The studies are rarely designed to answer common clinical questions and consequently, the guidelines built from these trials are less useful than what's possible.
“Homogeneity is not what you see in real-life practice,” Roberts said. “By its very nature, EBM is correct only on average in select populations.” Randomized controlled trials are difficult to apply.
EBM “breaks down a lot,” Roberts said. It became important because of the substantial variability in patient care. The problem, he said, is “our recommendations are blunt, and we need to develop methods for making them more personalized. We need to be able to estimate individual benefits and harms and we need to be able to predict the effect of therapies as a function of comorbidities.”

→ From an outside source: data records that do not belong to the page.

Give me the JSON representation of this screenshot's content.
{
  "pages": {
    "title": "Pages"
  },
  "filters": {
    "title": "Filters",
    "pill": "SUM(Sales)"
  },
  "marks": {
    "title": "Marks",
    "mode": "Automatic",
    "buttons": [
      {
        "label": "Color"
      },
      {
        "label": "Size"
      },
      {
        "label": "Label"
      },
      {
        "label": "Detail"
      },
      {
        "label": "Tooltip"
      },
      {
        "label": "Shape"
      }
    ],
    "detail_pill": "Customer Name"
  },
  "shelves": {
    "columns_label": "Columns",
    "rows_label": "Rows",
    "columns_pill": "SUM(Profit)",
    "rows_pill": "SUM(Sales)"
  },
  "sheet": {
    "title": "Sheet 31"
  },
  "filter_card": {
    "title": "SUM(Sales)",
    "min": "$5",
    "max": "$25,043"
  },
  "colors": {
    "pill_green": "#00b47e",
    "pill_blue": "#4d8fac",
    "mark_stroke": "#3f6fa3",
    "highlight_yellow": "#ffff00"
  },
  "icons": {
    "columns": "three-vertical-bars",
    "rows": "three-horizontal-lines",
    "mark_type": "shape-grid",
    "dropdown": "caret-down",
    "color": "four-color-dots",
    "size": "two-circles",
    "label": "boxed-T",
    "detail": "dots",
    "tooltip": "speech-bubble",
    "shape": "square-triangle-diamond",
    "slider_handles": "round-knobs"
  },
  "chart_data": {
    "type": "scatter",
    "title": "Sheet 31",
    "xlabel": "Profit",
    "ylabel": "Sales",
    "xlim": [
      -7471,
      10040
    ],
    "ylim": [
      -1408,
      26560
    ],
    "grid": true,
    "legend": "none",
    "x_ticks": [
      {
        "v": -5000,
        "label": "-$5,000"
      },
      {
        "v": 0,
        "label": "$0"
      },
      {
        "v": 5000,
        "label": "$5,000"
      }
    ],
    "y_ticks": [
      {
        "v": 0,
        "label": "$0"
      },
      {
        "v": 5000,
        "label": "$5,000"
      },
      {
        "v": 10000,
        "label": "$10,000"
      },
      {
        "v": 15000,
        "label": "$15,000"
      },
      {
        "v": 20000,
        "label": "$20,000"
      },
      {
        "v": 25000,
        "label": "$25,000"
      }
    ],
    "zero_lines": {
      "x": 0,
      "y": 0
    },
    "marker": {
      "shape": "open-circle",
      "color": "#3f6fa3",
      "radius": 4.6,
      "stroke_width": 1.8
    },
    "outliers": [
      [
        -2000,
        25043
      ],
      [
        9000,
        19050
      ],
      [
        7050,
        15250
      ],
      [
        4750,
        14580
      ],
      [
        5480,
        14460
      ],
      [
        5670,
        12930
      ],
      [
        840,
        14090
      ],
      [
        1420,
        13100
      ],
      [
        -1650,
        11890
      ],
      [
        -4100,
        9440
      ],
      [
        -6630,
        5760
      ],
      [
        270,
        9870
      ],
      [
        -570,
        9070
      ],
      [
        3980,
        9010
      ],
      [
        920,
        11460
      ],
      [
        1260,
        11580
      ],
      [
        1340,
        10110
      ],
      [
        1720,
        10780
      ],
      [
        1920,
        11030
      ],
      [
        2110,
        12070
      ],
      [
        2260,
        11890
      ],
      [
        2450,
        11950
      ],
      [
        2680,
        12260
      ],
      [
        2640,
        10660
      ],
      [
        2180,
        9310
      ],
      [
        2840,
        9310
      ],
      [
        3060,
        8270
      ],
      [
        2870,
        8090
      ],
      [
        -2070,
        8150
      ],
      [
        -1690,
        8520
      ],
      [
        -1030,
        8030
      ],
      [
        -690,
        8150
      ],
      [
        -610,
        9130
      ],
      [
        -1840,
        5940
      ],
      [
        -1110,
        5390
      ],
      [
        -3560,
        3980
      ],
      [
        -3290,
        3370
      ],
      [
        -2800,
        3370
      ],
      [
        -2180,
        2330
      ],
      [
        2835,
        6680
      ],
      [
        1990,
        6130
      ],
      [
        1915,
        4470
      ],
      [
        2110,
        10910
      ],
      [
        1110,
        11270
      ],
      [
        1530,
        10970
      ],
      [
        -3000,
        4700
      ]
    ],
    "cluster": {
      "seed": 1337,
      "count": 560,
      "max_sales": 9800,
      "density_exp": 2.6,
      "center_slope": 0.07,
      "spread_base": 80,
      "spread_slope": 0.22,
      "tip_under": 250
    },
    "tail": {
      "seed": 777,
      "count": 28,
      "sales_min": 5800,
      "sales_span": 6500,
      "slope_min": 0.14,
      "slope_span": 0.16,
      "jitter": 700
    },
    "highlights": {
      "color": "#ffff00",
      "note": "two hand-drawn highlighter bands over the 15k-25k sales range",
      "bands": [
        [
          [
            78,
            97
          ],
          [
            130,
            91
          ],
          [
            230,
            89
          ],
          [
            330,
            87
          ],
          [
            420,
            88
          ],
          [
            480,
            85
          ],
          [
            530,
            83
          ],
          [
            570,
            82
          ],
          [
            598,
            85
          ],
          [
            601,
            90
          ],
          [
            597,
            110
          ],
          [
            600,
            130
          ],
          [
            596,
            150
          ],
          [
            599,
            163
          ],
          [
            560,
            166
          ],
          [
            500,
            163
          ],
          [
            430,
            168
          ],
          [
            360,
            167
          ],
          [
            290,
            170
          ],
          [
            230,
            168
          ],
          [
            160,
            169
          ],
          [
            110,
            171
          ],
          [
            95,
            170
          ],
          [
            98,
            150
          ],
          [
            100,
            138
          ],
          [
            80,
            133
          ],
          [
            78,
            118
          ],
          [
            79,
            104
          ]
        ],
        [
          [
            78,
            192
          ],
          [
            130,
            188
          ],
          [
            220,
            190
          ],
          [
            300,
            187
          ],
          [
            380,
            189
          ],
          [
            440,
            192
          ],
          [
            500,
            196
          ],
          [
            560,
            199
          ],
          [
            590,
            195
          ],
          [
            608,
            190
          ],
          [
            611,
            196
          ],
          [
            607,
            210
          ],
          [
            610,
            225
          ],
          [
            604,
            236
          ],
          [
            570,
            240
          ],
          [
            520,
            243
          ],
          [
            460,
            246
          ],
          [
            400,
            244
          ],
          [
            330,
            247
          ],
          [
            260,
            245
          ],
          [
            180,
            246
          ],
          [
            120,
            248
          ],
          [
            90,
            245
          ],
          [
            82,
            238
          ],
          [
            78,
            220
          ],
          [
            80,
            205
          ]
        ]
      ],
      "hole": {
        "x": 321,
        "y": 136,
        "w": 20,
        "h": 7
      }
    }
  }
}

IT can help drive personalized guidelines at the point of care, Roberts said, citing a test of tailored guidelines conducted by Kaiser Hawaii. Calculation of modifiable risk (calculated directly from the EHR) was presented to both patient and doctor. The results showed that they decreased the five-year cardiovascular risk by 13 percentage points (22 percent to 9 percent), experienced a six-time increase in closing care gaps and achieved high patient and provider satisfaction.
EBM was initiated to solve a real problem with variation in care and poor care quality, Roberts said. “However, EBM continues to provide blunt, population-based answers for individual care decisions which not even be correct.”
IT and predictive modeling may help tailor recommendations to individuals. “We need a paradigm shift in what we consider useful evidence. Most research is done in isolation but we need heterogeneity to be part of the reality.”
Health IT can connect data with risk prediction tools and provide “really, really personalized information to doctors and patients so they can make informed decisions about that information as it applies to them, not how it applies on average.”
The true value of health IT with predictive modeling and the statistics and data we have from different sources, he said, is in its ability to understand modifiable risk rather than overall risk.
The Healthcare Leadership Forum was sponsored by ClinicalKey and presented by Clinical Innovation + Technology.